Unions, six councils and an education trust are locked in a legal battle over a £5.2m Connexions youth service contract that was axed days after being awarded.

Unison accused Kingston Council and five others of “decimating” south-west London’s employment and relationship advice service for young and vulnerable people aged 13 to 19.

It claimed staff were left without redundancy or notice pay when the three-year contract with the Centre for British Teachers’ Education Trust (CfBT) was terminated in April.

Unison has launched its own bid for compensation in employment tribunals over 58 staff who were sacked.
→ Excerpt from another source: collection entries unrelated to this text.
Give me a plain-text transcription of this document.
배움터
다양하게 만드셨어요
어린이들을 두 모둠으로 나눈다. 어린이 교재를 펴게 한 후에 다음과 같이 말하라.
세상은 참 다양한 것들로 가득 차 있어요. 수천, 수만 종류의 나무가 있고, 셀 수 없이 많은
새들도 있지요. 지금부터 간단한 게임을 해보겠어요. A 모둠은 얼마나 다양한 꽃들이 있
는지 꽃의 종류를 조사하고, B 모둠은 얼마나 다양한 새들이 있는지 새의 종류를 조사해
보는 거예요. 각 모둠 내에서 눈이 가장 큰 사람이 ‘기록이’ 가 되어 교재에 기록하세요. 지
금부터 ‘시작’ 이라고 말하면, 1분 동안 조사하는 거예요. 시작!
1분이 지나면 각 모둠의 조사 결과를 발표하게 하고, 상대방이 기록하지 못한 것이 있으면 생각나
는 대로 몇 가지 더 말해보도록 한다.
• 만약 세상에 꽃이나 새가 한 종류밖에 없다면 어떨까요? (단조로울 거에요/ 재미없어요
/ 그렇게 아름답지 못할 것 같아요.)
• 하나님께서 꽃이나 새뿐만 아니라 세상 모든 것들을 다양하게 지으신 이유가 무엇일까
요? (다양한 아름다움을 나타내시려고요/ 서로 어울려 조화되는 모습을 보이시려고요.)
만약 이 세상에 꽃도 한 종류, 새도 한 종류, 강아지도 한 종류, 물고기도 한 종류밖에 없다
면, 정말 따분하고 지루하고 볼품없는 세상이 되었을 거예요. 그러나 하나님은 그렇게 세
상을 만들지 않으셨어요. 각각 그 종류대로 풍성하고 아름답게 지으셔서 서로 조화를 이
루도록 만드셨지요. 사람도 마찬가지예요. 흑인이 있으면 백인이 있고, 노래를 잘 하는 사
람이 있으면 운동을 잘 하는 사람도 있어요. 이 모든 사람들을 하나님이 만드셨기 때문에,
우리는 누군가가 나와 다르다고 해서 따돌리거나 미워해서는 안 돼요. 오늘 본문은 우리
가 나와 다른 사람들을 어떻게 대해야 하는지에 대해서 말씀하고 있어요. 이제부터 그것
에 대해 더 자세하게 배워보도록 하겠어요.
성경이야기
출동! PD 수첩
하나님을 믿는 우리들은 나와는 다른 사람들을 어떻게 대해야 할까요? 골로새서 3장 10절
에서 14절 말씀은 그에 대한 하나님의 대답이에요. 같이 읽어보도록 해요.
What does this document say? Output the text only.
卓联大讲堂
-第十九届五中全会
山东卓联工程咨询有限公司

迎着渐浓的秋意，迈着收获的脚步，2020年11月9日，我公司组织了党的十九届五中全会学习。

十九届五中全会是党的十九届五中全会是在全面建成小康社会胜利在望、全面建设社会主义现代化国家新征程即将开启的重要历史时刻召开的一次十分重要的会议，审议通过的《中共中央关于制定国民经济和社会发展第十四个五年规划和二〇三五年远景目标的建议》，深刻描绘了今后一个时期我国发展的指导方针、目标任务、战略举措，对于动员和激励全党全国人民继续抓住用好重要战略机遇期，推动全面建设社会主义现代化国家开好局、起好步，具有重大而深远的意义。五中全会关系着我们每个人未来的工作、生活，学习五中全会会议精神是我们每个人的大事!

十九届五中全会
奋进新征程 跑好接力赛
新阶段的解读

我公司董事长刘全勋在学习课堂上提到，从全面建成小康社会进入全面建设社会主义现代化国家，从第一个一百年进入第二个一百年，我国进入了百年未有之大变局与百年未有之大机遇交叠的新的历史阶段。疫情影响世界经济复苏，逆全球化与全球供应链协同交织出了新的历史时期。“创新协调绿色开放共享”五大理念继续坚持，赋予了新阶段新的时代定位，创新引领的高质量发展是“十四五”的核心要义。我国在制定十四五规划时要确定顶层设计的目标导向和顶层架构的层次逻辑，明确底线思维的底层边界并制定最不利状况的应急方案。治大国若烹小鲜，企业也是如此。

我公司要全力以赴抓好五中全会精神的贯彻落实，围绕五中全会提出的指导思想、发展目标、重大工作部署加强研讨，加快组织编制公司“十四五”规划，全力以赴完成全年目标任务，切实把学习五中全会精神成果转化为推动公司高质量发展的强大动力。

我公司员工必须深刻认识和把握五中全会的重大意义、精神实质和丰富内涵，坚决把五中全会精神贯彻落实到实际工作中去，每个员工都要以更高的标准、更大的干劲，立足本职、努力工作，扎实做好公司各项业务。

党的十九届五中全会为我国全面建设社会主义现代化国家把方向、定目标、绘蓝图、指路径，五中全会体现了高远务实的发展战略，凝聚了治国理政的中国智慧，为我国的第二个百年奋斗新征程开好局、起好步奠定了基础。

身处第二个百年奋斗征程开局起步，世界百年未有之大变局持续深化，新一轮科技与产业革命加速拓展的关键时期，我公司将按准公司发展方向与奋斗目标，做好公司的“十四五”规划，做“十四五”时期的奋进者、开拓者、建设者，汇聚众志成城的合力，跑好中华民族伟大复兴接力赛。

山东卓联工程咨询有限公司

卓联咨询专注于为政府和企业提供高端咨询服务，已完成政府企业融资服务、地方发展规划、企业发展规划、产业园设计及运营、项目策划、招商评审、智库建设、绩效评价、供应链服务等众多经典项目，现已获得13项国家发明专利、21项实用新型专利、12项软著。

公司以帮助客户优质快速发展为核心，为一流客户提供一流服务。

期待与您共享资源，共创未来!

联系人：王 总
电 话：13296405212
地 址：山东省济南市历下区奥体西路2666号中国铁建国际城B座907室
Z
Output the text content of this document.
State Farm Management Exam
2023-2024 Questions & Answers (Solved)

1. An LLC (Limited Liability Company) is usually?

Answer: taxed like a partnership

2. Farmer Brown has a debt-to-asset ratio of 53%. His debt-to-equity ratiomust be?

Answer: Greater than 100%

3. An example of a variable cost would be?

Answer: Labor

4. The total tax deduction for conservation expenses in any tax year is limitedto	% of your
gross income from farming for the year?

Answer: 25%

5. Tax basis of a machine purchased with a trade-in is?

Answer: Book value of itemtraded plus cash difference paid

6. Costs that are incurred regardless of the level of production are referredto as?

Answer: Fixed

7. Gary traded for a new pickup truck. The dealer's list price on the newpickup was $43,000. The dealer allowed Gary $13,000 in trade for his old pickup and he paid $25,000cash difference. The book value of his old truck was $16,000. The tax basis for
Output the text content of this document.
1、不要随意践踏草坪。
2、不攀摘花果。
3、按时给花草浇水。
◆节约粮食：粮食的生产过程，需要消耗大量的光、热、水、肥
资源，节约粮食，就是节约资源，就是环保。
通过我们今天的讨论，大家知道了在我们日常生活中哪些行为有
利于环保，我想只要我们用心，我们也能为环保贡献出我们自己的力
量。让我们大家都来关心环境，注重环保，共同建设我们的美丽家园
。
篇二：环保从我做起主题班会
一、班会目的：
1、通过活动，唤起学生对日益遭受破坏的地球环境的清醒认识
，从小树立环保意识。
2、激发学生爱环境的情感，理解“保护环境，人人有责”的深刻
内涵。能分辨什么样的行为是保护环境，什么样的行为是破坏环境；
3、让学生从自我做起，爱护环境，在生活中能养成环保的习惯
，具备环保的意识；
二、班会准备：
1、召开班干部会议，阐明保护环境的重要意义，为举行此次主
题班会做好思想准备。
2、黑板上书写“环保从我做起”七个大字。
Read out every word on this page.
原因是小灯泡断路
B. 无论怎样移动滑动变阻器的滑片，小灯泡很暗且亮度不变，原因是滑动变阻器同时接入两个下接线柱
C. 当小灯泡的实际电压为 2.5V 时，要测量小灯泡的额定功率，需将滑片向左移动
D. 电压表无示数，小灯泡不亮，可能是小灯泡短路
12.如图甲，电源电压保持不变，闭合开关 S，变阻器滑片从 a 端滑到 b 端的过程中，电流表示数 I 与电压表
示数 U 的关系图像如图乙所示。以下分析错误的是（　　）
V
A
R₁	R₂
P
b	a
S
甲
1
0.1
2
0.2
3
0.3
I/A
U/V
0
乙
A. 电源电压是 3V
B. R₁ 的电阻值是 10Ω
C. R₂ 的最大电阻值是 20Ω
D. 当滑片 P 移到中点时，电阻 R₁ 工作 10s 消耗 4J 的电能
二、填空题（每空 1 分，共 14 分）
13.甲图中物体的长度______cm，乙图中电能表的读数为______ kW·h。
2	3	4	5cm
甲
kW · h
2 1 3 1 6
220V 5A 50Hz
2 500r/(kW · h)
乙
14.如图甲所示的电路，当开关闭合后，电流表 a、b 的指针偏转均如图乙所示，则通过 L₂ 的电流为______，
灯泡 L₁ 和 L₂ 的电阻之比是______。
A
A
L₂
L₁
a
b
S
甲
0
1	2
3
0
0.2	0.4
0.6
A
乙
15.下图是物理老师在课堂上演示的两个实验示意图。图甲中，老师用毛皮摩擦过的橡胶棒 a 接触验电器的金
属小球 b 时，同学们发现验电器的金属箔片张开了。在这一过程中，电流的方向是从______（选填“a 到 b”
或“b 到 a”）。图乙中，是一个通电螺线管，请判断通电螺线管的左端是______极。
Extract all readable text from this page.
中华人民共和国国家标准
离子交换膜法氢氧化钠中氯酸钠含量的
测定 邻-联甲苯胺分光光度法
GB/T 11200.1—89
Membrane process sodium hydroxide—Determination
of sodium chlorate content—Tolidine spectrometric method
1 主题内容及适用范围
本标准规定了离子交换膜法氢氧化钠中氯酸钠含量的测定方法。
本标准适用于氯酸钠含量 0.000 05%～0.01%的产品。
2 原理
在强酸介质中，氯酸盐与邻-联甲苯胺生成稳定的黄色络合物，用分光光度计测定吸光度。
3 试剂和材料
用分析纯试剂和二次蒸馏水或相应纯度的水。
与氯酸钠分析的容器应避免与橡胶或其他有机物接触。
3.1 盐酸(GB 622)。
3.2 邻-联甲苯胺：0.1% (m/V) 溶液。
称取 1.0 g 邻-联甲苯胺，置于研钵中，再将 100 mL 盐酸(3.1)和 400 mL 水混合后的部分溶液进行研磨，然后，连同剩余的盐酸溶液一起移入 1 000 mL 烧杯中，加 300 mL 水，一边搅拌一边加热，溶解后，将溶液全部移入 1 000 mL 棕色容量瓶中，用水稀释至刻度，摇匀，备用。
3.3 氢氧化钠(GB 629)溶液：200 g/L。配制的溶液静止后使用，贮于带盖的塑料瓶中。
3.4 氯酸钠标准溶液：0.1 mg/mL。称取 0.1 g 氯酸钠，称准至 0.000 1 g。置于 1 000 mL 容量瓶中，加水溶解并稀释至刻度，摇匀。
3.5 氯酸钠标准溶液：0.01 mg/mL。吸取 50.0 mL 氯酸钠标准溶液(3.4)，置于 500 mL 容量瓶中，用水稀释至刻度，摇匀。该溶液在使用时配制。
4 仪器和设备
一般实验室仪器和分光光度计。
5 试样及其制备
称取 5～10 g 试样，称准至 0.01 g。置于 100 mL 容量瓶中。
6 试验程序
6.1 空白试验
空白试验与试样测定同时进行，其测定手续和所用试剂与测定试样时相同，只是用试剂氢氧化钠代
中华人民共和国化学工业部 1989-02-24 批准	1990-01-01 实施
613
Another 34 are bringing their own claims.

A key question will be whether CfBT or the councils were responsible for the staff and should pay redundancies and, in some cases, pensions.

Neil McIntosh, CfBT’s chief executive, said staff should have been transferred back to the councils under Transfer of Employment Protection of Employment regulations, when the contract ended.

He said: “Our position in this case is fully supported by Unison, which remains as incredulous as us as to how public sector organisations can flout their responsibilities in this way.

“We have always been and remain deeply sympathetic to the upsetting position the staff find themselves in.”

Kingston councillor Tricia Bamford, responsible for children’s services, said: “Legal proceedings are taking place so I cannot comment further.”

Denise Bertuchi, from Unison, said: “We have been fighting and campaigning for the past year.

“South London has been devastated.”

Earlier this year Marian Freedman, a Connexions adviser at Kingston, said: “Young people have not been consulted, staff have been ignored and schools and colleges poorly informed.”

The Connexions partnership on behalf of Kingston, Sutton, Richmond, Croydon and Merton started in 2001, but the Government announced it would cut funding from 2012 and return careers advice to schools.

The Kingston Connexions shop in Argyll House, Brook Street has since been closed.